My assigned consultant for the first section of this block is a gastroenterologist, and my clinical partner has been given a cardiologist. Since our assigned consultants are employed in this aspect to support, teach and evaluate us, this means that we will spend a lot of time focusing on real core medicine with these doctors – the stuff we learned in the first term of the first year, and among my favourite part of the curriculum. It’s time to brush up on interpreting ECG tracings, hepatic metabolism of drugs and the mechanism of action for lots of different diuretics (among many other things)! This makes a major change from the previous block, where we were both linked with orthopaedic surgeons, and brings us back to some of the stuff we learned about quite early on.
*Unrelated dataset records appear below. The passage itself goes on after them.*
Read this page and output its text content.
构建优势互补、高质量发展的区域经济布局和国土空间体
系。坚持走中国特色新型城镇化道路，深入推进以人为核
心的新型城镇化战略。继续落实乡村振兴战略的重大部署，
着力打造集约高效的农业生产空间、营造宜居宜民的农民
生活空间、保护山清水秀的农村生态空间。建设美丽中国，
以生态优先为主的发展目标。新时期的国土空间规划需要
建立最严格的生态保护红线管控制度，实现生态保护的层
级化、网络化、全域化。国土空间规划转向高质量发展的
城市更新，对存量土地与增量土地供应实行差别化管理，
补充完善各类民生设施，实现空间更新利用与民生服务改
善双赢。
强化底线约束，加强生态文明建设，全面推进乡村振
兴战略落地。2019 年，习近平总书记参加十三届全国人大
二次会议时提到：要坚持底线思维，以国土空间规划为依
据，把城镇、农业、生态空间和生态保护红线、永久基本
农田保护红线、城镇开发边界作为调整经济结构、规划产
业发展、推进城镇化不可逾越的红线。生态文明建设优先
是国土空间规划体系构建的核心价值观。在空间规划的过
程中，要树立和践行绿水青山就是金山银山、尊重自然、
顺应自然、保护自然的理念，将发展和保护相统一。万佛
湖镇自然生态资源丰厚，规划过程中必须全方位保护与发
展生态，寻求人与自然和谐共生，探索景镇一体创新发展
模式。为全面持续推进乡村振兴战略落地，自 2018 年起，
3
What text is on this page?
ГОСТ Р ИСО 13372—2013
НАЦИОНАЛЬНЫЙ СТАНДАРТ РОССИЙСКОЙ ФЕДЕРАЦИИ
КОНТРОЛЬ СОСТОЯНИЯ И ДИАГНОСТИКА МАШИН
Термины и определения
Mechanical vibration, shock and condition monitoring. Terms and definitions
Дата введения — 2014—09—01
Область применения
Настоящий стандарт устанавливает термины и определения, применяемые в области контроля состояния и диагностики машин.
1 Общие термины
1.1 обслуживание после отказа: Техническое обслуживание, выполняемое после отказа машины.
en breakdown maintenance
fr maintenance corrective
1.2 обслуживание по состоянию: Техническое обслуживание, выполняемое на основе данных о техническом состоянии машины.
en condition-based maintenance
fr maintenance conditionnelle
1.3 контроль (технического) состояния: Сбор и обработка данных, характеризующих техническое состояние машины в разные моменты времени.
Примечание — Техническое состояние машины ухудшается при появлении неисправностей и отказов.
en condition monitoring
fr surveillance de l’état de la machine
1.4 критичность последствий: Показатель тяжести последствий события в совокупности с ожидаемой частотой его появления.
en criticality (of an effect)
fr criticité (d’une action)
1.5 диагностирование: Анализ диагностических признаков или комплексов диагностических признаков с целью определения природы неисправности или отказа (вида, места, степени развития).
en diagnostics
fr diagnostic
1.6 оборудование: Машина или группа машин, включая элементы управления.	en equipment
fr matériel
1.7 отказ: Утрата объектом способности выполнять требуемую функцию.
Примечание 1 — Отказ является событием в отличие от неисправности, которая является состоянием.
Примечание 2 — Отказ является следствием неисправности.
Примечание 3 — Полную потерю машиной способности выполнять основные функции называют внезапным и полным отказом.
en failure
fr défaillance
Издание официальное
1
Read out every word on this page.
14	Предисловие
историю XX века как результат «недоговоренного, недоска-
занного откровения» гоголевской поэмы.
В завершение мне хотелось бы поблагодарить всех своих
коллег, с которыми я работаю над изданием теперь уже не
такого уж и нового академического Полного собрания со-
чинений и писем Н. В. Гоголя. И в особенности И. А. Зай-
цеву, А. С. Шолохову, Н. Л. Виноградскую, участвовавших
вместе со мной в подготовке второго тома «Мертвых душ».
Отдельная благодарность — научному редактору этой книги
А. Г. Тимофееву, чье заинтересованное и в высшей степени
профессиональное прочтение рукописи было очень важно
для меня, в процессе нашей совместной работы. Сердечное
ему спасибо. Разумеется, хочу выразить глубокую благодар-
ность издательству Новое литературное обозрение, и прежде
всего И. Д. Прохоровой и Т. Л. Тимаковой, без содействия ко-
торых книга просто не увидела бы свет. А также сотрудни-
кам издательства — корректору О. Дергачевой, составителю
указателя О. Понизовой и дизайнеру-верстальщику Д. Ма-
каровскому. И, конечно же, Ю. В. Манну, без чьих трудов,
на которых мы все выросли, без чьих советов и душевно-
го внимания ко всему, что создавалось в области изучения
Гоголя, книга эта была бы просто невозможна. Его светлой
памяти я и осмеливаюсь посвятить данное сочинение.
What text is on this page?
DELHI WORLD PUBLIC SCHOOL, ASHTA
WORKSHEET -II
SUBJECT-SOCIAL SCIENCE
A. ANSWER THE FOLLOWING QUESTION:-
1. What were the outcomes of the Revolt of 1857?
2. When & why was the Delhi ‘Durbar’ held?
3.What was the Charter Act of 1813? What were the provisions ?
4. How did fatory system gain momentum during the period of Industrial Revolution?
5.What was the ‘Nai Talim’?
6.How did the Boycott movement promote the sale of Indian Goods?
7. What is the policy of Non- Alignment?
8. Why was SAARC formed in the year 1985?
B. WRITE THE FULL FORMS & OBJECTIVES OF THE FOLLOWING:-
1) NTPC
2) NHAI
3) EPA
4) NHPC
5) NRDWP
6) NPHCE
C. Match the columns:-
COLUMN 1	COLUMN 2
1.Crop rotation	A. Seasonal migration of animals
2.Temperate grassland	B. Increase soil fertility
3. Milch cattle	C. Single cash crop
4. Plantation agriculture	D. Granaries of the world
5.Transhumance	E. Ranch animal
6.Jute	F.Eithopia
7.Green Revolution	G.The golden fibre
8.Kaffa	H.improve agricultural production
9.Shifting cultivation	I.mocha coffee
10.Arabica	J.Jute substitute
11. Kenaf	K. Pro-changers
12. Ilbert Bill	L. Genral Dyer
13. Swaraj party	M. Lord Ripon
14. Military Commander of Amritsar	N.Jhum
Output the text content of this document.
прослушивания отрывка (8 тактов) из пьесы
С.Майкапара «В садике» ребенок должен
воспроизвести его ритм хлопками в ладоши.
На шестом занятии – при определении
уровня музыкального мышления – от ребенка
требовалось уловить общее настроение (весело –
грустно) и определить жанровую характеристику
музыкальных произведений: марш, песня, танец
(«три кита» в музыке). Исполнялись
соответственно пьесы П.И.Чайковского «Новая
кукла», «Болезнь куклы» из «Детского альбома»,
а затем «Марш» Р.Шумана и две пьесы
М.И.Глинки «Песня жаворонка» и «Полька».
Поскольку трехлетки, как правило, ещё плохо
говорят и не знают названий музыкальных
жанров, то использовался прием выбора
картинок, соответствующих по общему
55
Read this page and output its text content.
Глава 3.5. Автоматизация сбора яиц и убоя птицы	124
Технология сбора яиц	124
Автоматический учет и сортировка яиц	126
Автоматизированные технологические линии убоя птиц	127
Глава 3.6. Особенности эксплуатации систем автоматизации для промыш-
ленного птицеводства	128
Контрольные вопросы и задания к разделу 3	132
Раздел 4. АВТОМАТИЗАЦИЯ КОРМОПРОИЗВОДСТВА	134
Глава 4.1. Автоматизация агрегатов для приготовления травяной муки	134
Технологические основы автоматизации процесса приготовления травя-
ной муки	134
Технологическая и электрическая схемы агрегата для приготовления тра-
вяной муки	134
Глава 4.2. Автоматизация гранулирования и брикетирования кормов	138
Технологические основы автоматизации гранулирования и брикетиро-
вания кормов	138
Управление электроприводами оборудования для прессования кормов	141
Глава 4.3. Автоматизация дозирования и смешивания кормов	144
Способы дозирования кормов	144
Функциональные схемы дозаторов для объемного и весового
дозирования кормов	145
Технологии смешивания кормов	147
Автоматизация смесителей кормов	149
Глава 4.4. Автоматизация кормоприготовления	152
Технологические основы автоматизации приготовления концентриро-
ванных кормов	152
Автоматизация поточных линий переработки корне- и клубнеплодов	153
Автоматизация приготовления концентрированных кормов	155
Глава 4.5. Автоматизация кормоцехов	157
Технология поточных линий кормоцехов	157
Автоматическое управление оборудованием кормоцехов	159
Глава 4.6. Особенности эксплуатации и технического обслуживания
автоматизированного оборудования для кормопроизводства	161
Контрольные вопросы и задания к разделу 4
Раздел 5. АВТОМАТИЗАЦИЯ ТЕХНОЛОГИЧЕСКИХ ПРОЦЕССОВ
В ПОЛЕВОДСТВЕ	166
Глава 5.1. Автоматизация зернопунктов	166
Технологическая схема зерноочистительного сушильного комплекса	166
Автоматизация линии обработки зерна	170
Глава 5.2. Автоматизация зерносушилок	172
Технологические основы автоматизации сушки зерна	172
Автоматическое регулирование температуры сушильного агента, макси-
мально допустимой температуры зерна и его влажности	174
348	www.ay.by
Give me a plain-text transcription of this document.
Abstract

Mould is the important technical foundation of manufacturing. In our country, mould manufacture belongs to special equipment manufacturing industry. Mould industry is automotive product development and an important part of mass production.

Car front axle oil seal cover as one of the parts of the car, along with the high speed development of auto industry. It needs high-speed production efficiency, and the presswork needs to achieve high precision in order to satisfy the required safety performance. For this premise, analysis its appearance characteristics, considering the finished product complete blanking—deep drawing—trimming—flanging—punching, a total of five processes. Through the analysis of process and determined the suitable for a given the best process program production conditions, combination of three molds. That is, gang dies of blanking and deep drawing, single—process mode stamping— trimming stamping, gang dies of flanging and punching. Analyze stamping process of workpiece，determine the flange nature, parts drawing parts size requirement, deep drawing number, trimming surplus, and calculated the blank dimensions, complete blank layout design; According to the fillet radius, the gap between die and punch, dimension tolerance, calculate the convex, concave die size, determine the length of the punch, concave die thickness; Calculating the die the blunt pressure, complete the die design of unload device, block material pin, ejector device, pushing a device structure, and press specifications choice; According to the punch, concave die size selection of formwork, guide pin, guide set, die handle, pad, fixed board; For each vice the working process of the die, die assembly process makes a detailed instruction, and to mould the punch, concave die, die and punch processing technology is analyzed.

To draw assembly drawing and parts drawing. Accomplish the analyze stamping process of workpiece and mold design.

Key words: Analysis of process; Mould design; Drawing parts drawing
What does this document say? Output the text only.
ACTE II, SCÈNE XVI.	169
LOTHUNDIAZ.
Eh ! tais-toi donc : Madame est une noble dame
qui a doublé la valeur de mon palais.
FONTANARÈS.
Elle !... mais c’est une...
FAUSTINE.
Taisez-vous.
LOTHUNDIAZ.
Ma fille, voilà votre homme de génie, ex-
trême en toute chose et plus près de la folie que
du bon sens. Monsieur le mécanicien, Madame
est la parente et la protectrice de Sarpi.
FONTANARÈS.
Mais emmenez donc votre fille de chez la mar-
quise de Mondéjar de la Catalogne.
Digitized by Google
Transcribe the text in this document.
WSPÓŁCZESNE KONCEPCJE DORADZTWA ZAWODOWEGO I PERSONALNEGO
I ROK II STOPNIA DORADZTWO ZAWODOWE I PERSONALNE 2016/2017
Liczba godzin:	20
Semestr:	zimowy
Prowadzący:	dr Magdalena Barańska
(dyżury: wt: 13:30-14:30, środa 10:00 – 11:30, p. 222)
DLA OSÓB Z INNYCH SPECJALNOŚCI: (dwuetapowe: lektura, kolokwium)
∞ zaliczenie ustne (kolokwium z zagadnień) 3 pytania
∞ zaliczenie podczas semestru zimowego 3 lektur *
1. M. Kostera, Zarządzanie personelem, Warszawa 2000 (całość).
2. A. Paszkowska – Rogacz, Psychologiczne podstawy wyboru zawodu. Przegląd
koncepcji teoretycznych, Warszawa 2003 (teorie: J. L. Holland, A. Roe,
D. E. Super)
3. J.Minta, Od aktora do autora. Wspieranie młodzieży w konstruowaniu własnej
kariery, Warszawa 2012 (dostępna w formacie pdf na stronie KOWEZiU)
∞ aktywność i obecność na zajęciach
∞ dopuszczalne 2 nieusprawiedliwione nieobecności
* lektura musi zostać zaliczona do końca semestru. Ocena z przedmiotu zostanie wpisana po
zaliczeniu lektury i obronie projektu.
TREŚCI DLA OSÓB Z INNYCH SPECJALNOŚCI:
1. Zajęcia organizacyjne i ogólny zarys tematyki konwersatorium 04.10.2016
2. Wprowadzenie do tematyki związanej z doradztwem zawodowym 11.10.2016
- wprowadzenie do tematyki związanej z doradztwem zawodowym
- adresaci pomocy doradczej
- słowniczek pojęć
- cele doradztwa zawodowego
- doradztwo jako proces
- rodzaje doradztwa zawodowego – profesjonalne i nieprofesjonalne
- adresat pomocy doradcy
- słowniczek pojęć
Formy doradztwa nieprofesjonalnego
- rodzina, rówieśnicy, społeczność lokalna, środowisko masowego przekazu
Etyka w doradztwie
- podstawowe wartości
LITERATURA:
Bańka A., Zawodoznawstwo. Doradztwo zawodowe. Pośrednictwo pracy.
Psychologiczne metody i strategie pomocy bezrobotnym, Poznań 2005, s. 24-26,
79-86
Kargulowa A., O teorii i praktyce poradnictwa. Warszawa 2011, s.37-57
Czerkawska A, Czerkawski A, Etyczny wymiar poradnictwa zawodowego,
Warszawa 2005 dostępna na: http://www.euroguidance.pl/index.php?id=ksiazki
Earlier this week we were lucky enough to see a few minor operations pertaining to cardiac abnormalities. First, we saw the placement of a pacemaker. The consultant cardiologist who performed the procedure was actually the same gentleman who lectured us about it back in Advanced Cases 1. Like most of these experiences, it was like an anatomy lesson come to life – in this case, he pointed out to us the patient’s cephalic vein, which he was going to use to access the heart (how he was able to find that vein and know that it was the right one, I will never know). The patient was conscious the entire time, and the entire procedure was conducted under local anaesthetic! We also saw the insertion of a few devices into other patients that function very similar to memory sticks – they collect information about a patient’s heart function over the course of months and even years. They are indicated in many situations, including strokes and various forms of arrhythmia. I look forward to seeing many more sorts of these procedures and many more over the coming weeks and months.